I wakened this morning with a memory.It was a writing class in Third Grade. We had small white ceramic inkwells in our desks. They were filled from a huge bottle with two curved metal tubes,one shorter than the other, at the end. Pens had holes shaped for the thumb and first finger. There was fear in the classroom.
Sister Alphonsus, school principal, taught writing to Grades Two and Three. She was elderly,thin and wrinkled and Irish. Her threats were legend. "A Good Ear Wigging" was a favourite. I'm not sure I ever saw anyone suffer that particular punishment. But a wrap on the skull with a pair of knuckles was regularly delivered.
Of course, there was always also the leather strap.
I was seven years old , a year younger than the average classmate because of date of birth.Failure to "pass" meant a student had to repeat a grade. There were students ,two years or more older than myself in the class.
I dreaded writing class. I always managed to get ink on my fingers and smudge the page or blot the letters.I would be in sheer misery as Sister went up and down the aisles checking each pupil's work.
On this morning, she stopped at my side. I kept my head down and held my breath. She commented my letters were nice and round. It was not what I expected.
When she had passed and was far enough down the aisle ,Bridget Mc Ivor, a girl on the opposite side of the aisle said "She didn't say that to you" Desks were for two pupils. Patsy Smith ,the girl on her other side echoed the comment.
They had both been held back from the previous year. They would have been nine years old.
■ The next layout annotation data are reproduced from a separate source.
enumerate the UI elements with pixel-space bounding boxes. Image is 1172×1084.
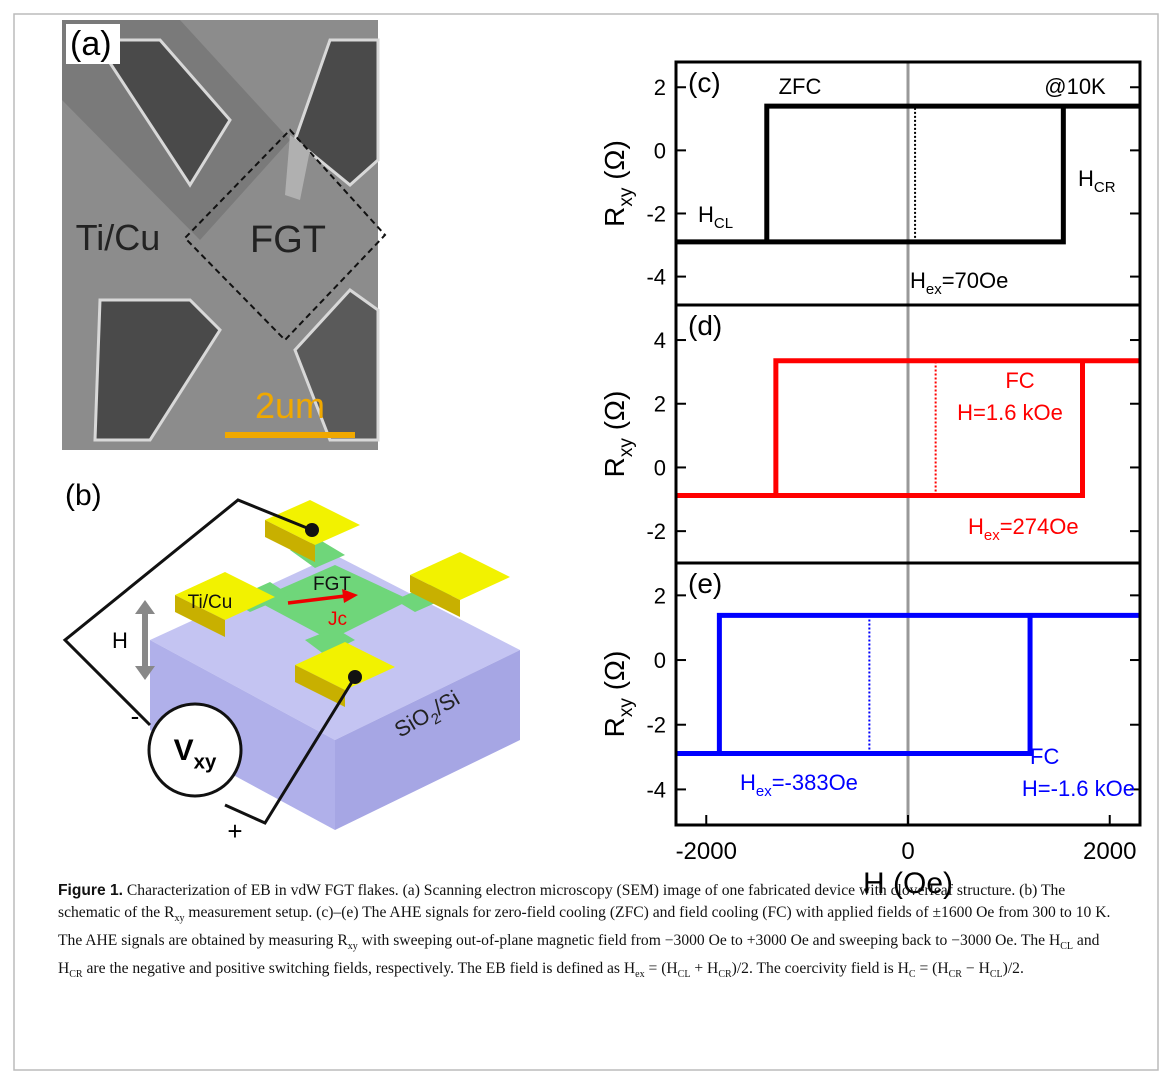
caption-text: = (H bbox=[645, 960, 678, 977]
text-main: V bbox=[174, 734, 194, 767]
y-tick-label: 2 bbox=[654, 392, 666, 417]
flake-label: FGT bbox=[313, 574, 351, 595]
caption-text: are the negative and positive switching … bbox=[83, 960, 636, 977]
text-rest: =70Oe bbox=[942, 268, 1009, 293]
caption-subscript: CR bbox=[718, 969, 731, 980]
annotation: Hex=274Oe bbox=[968, 514, 1079, 544]
caption-text: )/2. bbox=[1003, 960, 1024, 977]
text-main: H bbox=[1078, 166, 1094, 191]
text-subscript: xy bbox=[616, 438, 637, 458]
text-main: R bbox=[599, 457, 630, 477]
caption-text: )/2. The coercivity field is H bbox=[732, 960, 909, 977]
annotation: FC bbox=[1005, 368, 1034, 393]
caption-text: + H bbox=[690, 960, 718, 977]
text-subscript: xy bbox=[194, 751, 217, 773]
electrode-label: Ti/Cu bbox=[76, 217, 161, 258]
text-subscript: xy bbox=[616, 698, 637, 718]
current-label: Jc bbox=[328, 609, 347, 630]
annotation: ZFC bbox=[779, 74, 822, 99]
annotation: HCR bbox=[1078, 166, 1116, 196]
text-main: R bbox=[599, 717, 630, 737]
schematic bbox=[65, 500, 520, 830]
caption-subscript: CL bbox=[1060, 941, 1073, 952]
text-rest: (Ω) bbox=[599, 140, 630, 187]
y-tick-label: 0 bbox=[654, 455, 666, 480]
text-subscript: CR bbox=[1094, 179, 1116, 196]
text-subscript: xy bbox=[616, 187, 637, 207]
caption-text: with sweeping out-of-plane magnetic fiel… bbox=[358, 932, 1061, 949]
y-tick-label: 2 bbox=[654, 583, 666, 608]
chart: -2 0 2 4 Rxy (Ω) (d) FC H=1.6 kOe Hex=274Oe bbox=[599, 305, 1140, 563]
caption-subscript: xy bbox=[174, 913, 184, 924]
text-subscript: ex bbox=[756, 783, 772, 800]
y-axis-label: Rxy (Ω) bbox=[599, 140, 637, 227]
annotation: Hex=70Oe bbox=[910, 268, 1008, 298]
text-rest: =-383Oe bbox=[772, 770, 858, 795]
panel-label: (d) bbox=[688, 310, 722, 341]
annotation: H=1.6 kOe bbox=[957, 400, 1063, 425]
field-label: H bbox=[112, 628, 128, 653]
y-axis-label: Rxy (Ω) bbox=[599, 651, 637, 738]
text-main: H bbox=[698, 202, 714, 227]
x-tick-label: -2000 bbox=[676, 838, 737, 865]
text-rest: (Ω) bbox=[599, 391, 630, 438]
caption-subscript: CL bbox=[678, 969, 691, 980]
annotation: @10K bbox=[1044, 74, 1106, 99]
caption-text: − H bbox=[962, 960, 990, 977]
flake-label: FGT bbox=[250, 219, 326, 261]
minus-label: - bbox=[131, 701, 140, 731]
y-tick-label: -2 bbox=[646, 713, 666, 738]
panel-label: (a) bbox=[70, 25, 112, 63]
panel-label: (e) bbox=[688, 568, 722, 599]
text-rest: =274Oe bbox=[1000, 514, 1079, 539]
panel-label: (b) bbox=[65, 479, 102, 512]
caption-subscript: CR bbox=[69, 969, 82, 980]
caption-text: = (H bbox=[916, 960, 949, 977]
caption-subscript: CL bbox=[990, 969, 1003, 980]
page: (a) Ti/Cu FGT 2um (b) Ti/Cu FGT Jc H - + bbox=[0, 0, 1172, 1084]
panel-label: (c) bbox=[688, 67, 721, 98]
y-tick-label: 0 bbox=[654, 648, 666, 673]
x-tick-label: 2000 bbox=[1083, 838, 1136, 865]
caption-subscript: C bbox=[909, 969, 916, 980]
caption-subscript: ex bbox=[635, 969, 644, 980]
text-main: H bbox=[968, 514, 984, 539]
y-tick-label: 0 bbox=[654, 138, 666, 163]
caption-subscript: CR bbox=[949, 969, 962, 980]
annotation: FC bbox=[1030, 744, 1059, 769]
text-subscript: ex bbox=[926, 281, 942, 298]
text-subscript: ex bbox=[984, 527, 1000, 544]
y-axis-label: Rxy (Ω) bbox=[599, 391, 637, 478]
text-subscript: CL bbox=[714, 215, 733, 232]
y-tick-label: -4 bbox=[646, 265, 666, 290]
annotation: H=-1.6 kOe bbox=[1022, 776, 1135, 801]
text-main: H bbox=[740, 770, 756, 795]
y-tick-label: -4 bbox=[646, 777, 666, 802]
scale-bar-label: 2um bbox=[255, 385, 325, 426]
y-tick-label: 4 bbox=[654, 328, 666, 353]
caption-subscript: xy bbox=[348, 941, 358, 952]
text-rest: (Ω) bbox=[599, 651, 630, 698]
y-tick-label: 2 bbox=[654, 75, 666, 100]
y-tick-label: -2 bbox=[646, 519, 666, 544]
y-tick-label: -2 bbox=[646, 201, 666, 226]
text-main: R bbox=[599, 207, 630, 227]
annotation: Hex=-383Oe bbox=[740, 770, 858, 800]
caption: Figure 1. Characterization of EB in vdW … bbox=[58, 880, 1120, 986]
text-main: H bbox=[910, 268, 926, 293]
plus-label: + bbox=[227, 816, 242, 846]
electrode-label: Ti/Cu bbox=[188, 592, 233, 613]
annotation: HCL bbox=[698, 202, 733, 232]
x-tick-label: 0 bbox=[901, 838, 914, 865]
caption-label: Figure 1. bbox=[58, 882, 123, 899]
At seven I was not inclined to dispute what they said.
I often wonder what makes a memory stark and clear. I remember where we sat , the location of the windows. my fear as the teacher approached. I hardly had time to realize I had been given credit before it was snatched away.
It wasn't an unusual experience in my life. I was youngest of four in my family. I may not have had a clear understanding of my lesser status.
I do not seek to fight. But if someone decides they want to, I'm not inclined to back away.
Somewhere along the way, I may have learned a person spoiling for a fight, isn't satisfied until they get it.
At the same time, as life continues, a pattern emerges , I have had to conclude there's something about me that obtains that reaction.
There's also a pattern of people who feel the need to withhold credit or discredit or qualify,whatever I have to say.
I do not aspire to win medals or awards or compete for popularity. Nobody gets that without trying. I don't.
I just believe my point of view has equal value in a civilized society and I offer to represent people of like mind.
Why are there always people who feel compelled to belittle others. They do not choose to argue a point. They simply dismiss it.
I believe I know but also that it matters little.
No more than it mattered all those years ago when two nine year olds, who were struggling and failing felt compelled to take something that was no use to them, from a seven year old, to sustain their own egos in a harsh environment.
Patsy Smith became ill and died of meningitis within days ,when she was fifteen years old. She had already been out of school a year and working when her young life ended.